3 août 2010

UN SONGE: Une Main, partie pour le tout 3/5

Rappelons les faits: vers 1920, Colette n'appartient plus aux courants artistiques novateurs, bien qu'elle reste, par sa vie et ses écrits, un modèle d'émancipation féminine pour toute une jeunesse qui veut oublier la guerre. Les romans de Colette explorent alors les relations entre la femme vieillissante et ses jeunes amants. Il s'agit aussi dans Chéri et la Naissance du jour du point d'orgue d'une vie de séductrice.
Je persiste à penser que le recueil la Femme cachée résonne dans ses meilleurs moments des nouvelles tendances artistiques de l'entre-deux-guerres.
Pour faire état de cette imprégnation éphémère entre Colette et une certaine avant-garde des années vingt, il convient de circonscrire les termes. Dans sa nouvelle la Main, Colette baigne les deux personnages dans le sommeil ou dans une veille léthargique qui en est proche.
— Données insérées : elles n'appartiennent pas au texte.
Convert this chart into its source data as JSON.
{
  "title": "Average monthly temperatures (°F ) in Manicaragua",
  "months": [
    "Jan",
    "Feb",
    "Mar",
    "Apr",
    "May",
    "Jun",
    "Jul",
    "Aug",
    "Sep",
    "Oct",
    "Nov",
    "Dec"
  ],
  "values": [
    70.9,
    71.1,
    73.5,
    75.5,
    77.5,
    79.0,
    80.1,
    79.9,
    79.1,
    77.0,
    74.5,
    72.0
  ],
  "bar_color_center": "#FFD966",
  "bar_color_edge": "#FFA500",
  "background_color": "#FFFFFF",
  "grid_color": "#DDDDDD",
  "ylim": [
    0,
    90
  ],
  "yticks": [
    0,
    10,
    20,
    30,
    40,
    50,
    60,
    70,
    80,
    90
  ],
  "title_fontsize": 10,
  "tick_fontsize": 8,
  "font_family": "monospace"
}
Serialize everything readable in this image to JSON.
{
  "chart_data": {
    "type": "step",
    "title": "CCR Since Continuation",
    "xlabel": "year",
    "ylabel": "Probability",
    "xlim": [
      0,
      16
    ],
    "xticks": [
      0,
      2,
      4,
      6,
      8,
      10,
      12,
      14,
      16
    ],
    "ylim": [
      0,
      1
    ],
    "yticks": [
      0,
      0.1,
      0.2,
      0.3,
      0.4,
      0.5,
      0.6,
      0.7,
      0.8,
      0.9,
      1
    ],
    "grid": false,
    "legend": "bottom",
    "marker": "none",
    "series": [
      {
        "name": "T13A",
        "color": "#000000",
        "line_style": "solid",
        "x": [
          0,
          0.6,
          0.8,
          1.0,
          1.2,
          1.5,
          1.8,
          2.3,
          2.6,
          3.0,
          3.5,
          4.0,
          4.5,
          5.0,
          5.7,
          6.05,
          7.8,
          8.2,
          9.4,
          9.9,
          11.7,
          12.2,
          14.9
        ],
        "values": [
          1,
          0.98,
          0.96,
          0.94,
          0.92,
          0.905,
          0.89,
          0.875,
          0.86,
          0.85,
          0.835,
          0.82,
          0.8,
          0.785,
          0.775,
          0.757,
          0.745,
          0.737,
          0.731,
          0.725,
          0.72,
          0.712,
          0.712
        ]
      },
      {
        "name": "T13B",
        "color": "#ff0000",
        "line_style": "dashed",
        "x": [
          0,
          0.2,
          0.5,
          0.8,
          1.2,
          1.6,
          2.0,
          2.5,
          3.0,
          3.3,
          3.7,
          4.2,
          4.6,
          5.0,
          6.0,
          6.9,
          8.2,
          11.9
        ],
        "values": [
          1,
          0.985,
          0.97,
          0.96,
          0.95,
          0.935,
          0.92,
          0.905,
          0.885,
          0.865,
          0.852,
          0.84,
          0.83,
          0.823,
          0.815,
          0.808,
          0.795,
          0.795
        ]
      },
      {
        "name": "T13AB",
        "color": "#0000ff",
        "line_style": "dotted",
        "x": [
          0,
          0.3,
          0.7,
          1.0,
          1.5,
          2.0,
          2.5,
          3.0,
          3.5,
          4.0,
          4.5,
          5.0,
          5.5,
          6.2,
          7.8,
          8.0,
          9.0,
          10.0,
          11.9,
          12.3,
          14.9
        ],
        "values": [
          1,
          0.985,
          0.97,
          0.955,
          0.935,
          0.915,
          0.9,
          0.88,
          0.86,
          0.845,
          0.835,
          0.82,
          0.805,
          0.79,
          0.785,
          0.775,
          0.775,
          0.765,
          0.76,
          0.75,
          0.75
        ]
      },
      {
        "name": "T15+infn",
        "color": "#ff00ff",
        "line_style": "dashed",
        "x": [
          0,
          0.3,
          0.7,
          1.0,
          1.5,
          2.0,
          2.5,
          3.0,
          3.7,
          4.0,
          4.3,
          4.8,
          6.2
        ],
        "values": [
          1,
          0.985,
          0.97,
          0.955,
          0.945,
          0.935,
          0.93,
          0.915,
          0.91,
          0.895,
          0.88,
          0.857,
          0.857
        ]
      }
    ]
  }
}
Cette nécessaire semi-conscience rappelle les préoccupations surréalistes. Les transgressions, une certaine exploration sensible, sont ainsi rendues possibles.
Bataille, lui, ne s'embarrasse pas de ces subterfuges. Il aspire à une autre appréhension du corps qui inclut aussi le social, la civilisation telle que son temps la comprenait. Cette forme pervertie n'appelle aucun état intermédiaire, sommeil ou hypnose, pour s'exprimer. En cette époque, les lois avalisent le démantèlement et la fragmentation (supplices chinois, guillotine...) et Bataille en est fasciné.
Colette use d'un procédé métaphorique comme d'un sas de décompression qui préparerait son lecteur et son héroïne à une situation nouvelle, passant du romanesque au sarcasme, du lyrisme à la désillusion du quotidien.